The popular Netflix show ‘Emily in Paris’ follows the life of Emily Cooper, a young marketing executive who moves from Chicago to Paris to bring the ‘American perspective’ to a public relations agency – whilst truly immersing herself into all the romance and glamour Paris has to offer.

But is agency life in Paris really all glitzy cruises and weekend trips to Saint Tropez?

We reached out to one of our French agency partners, Fabriq to find out what the show gets right and what it gets very wrong. And here’s what they told us:

“Late starts: While 11am starts seem to be most acceptable on the show, lateness at work is not well tolerated in France – especially in PR and marketing where press releases have to be sent off early in the morning. Also, coming to work late only means you will have to make up for it later!

“Language skills: Emily effortlessly lands big accounts and pulls off viral campaigns. In reality, it would be hard for someone who is so reluctant to learn French to move up the career ladder in France. You might get away with it for a while at most, but it will eventually hinder you from getting past a junior level, especially in a field like marketing where language skills and cultural awareness are essential.

“Aversion to new ideas/originality: Emily is nicknamed “la Plouc” by her colleagues for suggesting ideas that other team members find ridiculous. While we of course always give feedback, we would never shame people for bad/weak ideas! We try to foster a culture where people are encouraged to share ideas, good and bad, so we can develop them into better ideas.

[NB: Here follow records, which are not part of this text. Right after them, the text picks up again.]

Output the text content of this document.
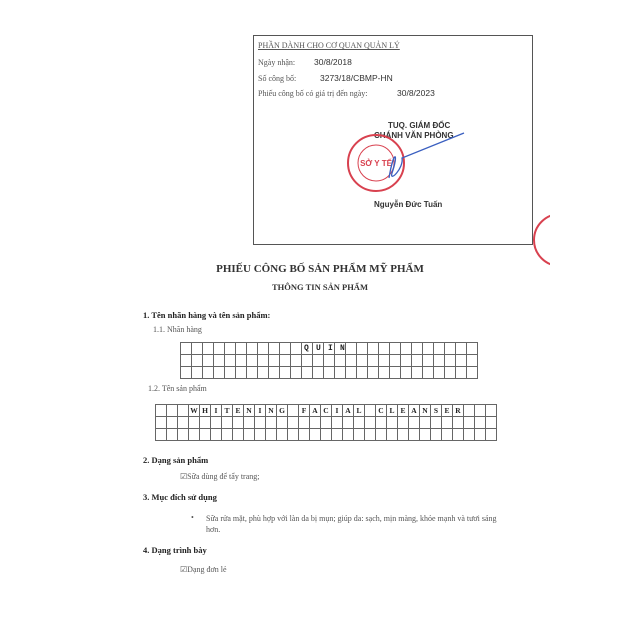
PHẦN DÀNH CHO CƠ QUAN QUẢN LÝ
Ngày nhận: 30/8/2018
Số công bố:	3273/18/CBMP-HN
Phiếu công bố có giá trị đến ngày:	30/8/2023
TUQ. GIÁM ĐỐC
CHÁNH VĂN PHÒNG
SỞ Y TẾ
Nguyễn Đức Tuấn
PHIẾU CÔNG BỐ SẢN PHẨM MỸ PHẨM
THÔNG TIN SẢN PHẨM
1. Tên nhãn hàng và tên sản phẩm:
1.1. Nhãn hàng

QUIN
1.2. Tên sản phẩm
			W	H	I	T	E	N	I	N	G		F	A	C	I	A	L		C	L	E	A	N	S	E	R			

2. Dạng sản phẩm
☑Sữa dùng để tẩy trang;
3. Mục đích sử dụng
• Sữa rửa mặt, phù hợp với làn da bị mụn; giúp da: sạch, mịn màng, khỏe mạnh và tươi sáng hơn.
4. Dạng trình bày
☑Dạng đơn lẻ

“Working at the weekend: There is a scene where Emily needs information from her colleagues about a client, but they tell her off for calling them over the weekend – terming it as ‘illegal’. While working at the weekend is not encouraged, it is definitely not illegal. Sometimes there’s a need to work overtime or put in some hours at the weekend. We don’t like it to be a regular occurrence – but it is something just the nature of the game!

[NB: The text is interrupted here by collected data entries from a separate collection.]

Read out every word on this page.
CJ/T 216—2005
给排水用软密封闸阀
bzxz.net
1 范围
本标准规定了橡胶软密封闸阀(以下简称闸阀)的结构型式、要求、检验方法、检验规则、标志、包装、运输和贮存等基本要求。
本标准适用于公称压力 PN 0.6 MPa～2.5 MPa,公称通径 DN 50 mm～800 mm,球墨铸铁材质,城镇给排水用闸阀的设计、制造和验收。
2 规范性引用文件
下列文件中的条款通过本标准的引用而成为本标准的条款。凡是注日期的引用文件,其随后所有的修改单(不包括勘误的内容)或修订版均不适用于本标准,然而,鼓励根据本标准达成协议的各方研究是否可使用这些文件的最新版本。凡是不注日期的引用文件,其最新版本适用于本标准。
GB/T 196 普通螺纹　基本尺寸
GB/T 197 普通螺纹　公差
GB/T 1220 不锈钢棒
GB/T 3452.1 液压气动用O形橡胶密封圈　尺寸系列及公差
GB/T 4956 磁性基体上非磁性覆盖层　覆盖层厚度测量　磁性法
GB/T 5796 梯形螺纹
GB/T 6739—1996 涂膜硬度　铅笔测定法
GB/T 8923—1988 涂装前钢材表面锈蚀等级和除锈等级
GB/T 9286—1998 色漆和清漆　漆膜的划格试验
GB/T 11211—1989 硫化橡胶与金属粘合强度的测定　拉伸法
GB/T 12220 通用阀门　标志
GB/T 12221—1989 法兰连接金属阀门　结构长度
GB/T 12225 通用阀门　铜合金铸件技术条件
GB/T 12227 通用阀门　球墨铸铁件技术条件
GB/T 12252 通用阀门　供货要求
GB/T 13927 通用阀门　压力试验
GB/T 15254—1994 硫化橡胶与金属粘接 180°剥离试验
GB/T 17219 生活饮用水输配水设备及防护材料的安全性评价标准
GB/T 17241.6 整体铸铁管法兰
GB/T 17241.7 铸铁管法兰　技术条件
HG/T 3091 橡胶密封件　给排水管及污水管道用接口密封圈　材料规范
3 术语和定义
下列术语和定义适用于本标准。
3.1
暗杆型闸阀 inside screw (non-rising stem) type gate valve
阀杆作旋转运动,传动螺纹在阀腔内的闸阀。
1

Diversity/ethnic representation: The show has a box-ticking approach to ethnic and LGBTQ representation – Black, Gay, Asian and Latino. It is not at all representative of the diverse teams that we typically have in France. Black, Portuguese, North African, Eastern, Southern European: Paris is extremely diverse and the list goes on.”

So, if you’ve watched the show – don’t take it too seriously! It doesn’t involve working around the clock, pulling off endless viral campaigns at the touch of a button….or being labelled ‘la Plouc’!

And if you want to find out what working in PR in Paris is like, maybe it’s time to give it a try yourself?